Se, dunque, la serie dimostra di saperci fare nell'espandere la "galassia umana" che nei libri viene appena accennata, paradossalmente è proprio sul fronte Asimov che ci sono gli scivoloni più incomprensibili. Mi riferisco agli Anacreoniani dipinti come i Dothraki di Il trono di spade, l'insediamento della Fondazione su Terminus e il personaggio di Salvor Hardin che paiono usciti da Mad Max, e le dinamiche della crisi Anacreon-Fondazione completamente stravolte e raffazzonate.

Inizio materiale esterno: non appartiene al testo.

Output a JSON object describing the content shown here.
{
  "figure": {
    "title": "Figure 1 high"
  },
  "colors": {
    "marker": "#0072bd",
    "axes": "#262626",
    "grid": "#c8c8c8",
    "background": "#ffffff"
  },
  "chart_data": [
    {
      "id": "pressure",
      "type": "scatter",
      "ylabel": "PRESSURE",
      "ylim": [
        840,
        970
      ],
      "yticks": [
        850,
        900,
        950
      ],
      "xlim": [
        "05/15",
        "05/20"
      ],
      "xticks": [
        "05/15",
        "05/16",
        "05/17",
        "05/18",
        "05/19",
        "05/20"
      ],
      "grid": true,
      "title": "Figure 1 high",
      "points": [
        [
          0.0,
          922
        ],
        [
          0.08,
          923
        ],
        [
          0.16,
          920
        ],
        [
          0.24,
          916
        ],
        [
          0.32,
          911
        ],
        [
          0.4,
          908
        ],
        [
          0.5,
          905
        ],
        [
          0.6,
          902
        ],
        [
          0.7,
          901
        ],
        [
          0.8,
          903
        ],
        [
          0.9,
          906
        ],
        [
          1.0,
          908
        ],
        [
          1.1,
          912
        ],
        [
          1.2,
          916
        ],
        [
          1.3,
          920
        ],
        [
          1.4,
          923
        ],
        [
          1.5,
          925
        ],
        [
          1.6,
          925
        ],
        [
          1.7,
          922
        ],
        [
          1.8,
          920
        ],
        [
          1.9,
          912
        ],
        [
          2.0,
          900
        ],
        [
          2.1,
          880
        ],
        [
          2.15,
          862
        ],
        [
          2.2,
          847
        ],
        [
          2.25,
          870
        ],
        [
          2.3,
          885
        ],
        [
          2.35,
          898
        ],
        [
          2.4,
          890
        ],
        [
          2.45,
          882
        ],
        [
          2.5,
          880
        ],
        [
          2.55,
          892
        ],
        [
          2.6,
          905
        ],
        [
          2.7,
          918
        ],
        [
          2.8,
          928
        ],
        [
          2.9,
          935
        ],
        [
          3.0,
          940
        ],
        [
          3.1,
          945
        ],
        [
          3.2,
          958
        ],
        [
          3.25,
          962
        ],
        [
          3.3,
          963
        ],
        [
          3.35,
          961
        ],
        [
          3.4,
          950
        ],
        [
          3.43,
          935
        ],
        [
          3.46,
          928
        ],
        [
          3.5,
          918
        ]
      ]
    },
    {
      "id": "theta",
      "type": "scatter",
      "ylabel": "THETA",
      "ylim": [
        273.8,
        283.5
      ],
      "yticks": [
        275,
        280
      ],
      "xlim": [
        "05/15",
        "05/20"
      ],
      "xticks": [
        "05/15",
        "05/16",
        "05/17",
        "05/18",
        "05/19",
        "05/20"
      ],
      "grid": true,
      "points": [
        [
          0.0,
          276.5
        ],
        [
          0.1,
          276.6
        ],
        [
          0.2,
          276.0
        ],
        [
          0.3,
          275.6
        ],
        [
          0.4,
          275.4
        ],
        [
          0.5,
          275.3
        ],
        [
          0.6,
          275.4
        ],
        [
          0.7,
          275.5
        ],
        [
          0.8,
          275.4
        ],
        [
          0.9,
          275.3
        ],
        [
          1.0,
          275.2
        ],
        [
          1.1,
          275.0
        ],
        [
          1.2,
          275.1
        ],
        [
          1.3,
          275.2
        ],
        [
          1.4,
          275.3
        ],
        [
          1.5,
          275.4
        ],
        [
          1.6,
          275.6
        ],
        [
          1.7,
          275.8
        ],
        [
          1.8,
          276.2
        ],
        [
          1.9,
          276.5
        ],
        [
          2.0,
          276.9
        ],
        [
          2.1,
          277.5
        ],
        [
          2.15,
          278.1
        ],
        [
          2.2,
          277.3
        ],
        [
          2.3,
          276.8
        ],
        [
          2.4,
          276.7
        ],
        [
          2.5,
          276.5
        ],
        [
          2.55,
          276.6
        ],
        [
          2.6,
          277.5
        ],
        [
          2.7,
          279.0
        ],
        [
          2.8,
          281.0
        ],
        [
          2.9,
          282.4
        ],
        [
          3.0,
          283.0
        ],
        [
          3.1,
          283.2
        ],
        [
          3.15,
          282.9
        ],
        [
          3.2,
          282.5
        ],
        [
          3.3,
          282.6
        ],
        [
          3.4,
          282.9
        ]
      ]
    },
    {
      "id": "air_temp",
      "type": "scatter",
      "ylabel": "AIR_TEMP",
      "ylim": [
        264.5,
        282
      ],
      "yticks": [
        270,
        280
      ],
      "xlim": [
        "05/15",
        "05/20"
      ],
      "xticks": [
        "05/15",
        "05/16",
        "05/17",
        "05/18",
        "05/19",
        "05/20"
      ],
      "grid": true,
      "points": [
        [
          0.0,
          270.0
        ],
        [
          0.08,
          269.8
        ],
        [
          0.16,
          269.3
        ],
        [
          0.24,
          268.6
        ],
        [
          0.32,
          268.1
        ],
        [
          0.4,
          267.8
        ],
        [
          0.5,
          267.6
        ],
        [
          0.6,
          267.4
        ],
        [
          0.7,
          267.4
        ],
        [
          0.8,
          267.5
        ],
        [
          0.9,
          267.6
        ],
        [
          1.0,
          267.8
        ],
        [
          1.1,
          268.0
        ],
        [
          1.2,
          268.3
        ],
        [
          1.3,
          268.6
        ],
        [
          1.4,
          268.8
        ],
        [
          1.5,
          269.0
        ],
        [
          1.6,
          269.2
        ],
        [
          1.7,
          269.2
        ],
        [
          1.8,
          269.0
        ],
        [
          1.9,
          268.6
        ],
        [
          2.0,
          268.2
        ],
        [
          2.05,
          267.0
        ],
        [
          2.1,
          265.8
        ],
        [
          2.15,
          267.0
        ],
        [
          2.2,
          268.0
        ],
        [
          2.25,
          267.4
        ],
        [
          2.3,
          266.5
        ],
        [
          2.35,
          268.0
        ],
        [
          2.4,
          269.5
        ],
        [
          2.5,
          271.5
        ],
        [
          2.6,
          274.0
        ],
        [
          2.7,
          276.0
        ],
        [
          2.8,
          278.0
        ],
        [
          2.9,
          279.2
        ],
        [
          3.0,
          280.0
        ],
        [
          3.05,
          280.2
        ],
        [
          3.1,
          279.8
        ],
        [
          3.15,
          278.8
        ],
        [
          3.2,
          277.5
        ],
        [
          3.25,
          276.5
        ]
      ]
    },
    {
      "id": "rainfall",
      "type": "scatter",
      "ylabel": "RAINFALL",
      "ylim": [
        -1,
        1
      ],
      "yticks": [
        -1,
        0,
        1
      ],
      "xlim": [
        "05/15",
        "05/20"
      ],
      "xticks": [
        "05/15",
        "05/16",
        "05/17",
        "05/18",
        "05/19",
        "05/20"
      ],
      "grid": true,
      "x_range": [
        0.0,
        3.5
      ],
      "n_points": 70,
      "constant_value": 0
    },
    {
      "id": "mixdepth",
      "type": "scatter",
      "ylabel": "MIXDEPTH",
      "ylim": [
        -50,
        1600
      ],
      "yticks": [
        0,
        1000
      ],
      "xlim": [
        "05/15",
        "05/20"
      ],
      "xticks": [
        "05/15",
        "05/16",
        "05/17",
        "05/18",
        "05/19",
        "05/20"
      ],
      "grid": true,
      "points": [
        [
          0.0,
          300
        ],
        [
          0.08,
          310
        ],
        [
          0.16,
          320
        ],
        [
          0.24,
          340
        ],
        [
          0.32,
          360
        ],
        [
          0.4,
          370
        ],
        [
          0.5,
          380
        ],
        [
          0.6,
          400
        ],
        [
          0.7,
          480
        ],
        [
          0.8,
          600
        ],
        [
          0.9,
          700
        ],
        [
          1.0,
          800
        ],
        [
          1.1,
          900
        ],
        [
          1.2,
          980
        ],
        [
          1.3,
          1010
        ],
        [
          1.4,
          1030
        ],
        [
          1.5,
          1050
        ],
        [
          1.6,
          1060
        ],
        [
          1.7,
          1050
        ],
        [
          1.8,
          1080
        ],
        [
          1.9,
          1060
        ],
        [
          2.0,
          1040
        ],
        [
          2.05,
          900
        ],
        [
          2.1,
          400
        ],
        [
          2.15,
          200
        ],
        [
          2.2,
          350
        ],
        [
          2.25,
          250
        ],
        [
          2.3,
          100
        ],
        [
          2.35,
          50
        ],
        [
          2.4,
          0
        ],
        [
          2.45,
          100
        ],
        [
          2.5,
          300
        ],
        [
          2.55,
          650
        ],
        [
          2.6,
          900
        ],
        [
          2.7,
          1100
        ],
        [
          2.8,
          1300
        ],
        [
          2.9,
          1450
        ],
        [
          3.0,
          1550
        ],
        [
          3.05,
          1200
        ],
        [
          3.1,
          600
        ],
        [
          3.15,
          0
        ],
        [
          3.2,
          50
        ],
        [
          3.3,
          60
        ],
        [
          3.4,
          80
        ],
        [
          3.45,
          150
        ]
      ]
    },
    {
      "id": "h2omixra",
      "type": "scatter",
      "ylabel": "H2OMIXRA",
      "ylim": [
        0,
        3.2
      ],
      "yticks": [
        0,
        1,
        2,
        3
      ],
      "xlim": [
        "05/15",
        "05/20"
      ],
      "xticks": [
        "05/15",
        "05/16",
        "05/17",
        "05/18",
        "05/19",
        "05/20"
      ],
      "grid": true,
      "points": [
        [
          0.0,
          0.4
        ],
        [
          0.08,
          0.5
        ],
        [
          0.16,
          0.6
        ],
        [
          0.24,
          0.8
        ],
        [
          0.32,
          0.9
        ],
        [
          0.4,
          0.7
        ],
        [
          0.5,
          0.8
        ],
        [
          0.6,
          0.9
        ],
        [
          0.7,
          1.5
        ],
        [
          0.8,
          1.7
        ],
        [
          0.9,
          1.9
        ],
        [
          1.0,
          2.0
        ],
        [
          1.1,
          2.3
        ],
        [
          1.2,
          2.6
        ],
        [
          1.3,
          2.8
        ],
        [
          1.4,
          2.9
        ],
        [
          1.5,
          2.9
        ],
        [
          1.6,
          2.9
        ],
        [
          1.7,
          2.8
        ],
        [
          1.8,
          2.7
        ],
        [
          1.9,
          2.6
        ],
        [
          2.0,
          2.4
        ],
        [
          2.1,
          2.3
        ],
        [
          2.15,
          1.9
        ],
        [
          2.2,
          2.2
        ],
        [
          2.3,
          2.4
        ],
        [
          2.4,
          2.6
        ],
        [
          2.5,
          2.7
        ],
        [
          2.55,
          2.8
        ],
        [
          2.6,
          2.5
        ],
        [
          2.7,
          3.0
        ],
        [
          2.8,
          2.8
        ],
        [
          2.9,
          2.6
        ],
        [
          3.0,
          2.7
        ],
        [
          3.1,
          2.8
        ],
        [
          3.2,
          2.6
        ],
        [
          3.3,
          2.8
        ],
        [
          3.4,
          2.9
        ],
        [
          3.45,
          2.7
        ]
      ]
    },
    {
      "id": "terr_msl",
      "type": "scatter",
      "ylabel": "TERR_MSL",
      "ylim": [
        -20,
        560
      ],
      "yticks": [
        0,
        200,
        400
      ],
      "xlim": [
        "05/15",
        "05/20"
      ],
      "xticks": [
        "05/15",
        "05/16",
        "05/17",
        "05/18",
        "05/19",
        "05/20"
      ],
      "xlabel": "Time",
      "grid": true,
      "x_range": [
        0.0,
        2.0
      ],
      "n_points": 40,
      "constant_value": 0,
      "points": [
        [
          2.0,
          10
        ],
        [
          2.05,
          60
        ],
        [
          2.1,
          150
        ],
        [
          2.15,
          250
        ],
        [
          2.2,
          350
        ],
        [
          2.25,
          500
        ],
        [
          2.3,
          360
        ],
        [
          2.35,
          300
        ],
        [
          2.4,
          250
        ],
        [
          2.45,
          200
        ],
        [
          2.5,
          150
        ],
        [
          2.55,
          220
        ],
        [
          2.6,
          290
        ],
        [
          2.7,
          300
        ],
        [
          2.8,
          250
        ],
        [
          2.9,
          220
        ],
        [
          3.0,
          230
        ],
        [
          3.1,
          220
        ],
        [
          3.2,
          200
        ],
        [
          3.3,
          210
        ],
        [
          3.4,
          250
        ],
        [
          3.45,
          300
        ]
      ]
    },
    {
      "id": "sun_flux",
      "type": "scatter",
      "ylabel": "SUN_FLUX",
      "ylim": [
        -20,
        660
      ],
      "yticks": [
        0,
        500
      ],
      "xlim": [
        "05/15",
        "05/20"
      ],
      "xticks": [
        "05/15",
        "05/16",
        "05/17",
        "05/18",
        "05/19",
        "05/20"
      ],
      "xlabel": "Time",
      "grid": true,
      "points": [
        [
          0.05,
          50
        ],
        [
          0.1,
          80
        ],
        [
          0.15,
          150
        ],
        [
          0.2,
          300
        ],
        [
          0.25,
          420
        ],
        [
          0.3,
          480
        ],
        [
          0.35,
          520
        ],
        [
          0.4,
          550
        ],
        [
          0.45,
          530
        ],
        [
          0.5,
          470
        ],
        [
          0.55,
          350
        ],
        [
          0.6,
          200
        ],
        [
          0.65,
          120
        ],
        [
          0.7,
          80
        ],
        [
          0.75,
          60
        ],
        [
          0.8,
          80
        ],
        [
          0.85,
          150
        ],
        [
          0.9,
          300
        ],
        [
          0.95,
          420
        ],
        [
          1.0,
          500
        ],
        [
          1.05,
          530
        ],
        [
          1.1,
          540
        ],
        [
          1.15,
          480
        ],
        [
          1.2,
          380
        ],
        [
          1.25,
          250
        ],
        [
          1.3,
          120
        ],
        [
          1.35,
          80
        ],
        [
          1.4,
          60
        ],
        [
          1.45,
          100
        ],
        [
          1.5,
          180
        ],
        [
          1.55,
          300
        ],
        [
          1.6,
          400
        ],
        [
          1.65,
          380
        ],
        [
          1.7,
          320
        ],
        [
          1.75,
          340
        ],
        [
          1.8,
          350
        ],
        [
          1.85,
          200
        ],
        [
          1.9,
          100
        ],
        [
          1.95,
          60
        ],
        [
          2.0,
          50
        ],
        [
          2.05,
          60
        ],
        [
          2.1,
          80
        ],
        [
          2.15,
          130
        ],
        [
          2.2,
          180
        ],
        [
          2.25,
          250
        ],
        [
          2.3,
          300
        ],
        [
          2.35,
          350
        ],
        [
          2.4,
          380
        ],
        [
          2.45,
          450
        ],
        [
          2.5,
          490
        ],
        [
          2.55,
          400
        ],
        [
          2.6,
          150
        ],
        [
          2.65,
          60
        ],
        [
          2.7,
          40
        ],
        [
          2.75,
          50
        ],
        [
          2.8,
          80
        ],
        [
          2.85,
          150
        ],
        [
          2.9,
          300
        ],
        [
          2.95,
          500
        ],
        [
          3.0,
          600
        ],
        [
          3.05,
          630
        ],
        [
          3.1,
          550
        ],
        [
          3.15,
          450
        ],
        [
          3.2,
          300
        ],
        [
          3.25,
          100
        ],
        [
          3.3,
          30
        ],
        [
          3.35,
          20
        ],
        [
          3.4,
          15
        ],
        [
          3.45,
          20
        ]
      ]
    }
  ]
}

Hardin passa da sindaco a guerriero (o meglio, guerriera) come se questo fosse necessario ad aumentare il livello di avventura e pericolo. Evidentemente David Goyer (ahimè, di casa alla Marvel) ci tratta come bambini. Inoltre ha inspiegabilmente vestito addosso ad Hardin un ruolo identico a quello di Gaal. Nel frattempo di Gaal si perdono le tracce, fino a ritrovarla verso la fine della serie al centro di un'ulteriore storia parallela, inutile e forzata, dove si anticipano informazioni cruciali per il seguito (la Seconda Fondazione, l'apparizione di Seldon) in modo come minimo controproducente, ma anche di cattivo auspicio per chi sa come dovrebbero andare le cose.
Il finale tenta di riportare tutto questo squilibrio al pettine, strizzando molti occhiolini, e non basta il sorriso autocompiaciuto del Deus-ex-Seldon a farci digerire tutto ciò che abbiamo visto. Ora, il mezzo televisivo e il pubblico nei nostri giorni sono ben diversi da quelli in cui nasceva la visione di Asimov. Apportare modifiche in un adattamento è sacrosanto: si chiama appunto adattamento. Ma queste modifiche vanno apportate mantenendosi fedeli allo spirito originale, cosa che ci ha insegnato Peter Jackson con Il Signore degli Anelli, il cui successo è stato cruciale per aprire la strada a prodotti come questo ancora oggi. Va benissimo attualizzare e contestualizzare personaggi ed elementi della storia, incastrarli in modo consono al formato seriale. Non va affatto bene stravolgere gli eventi trainanti di una storia così iconica. Soprattutto se, dall'altro lato, si dimostra di avere idee perspicaci in grado di arricchire bene il materiale originale.
C'è da augurarsi che Goyer abbia consultato il rating degli episodi su IMDB e imparato la lezione per condurre la stagione 2 con maggior saggezza, ricordandosi che dovrebbe essere la psicostoria a tirare le fila, non i supereroi.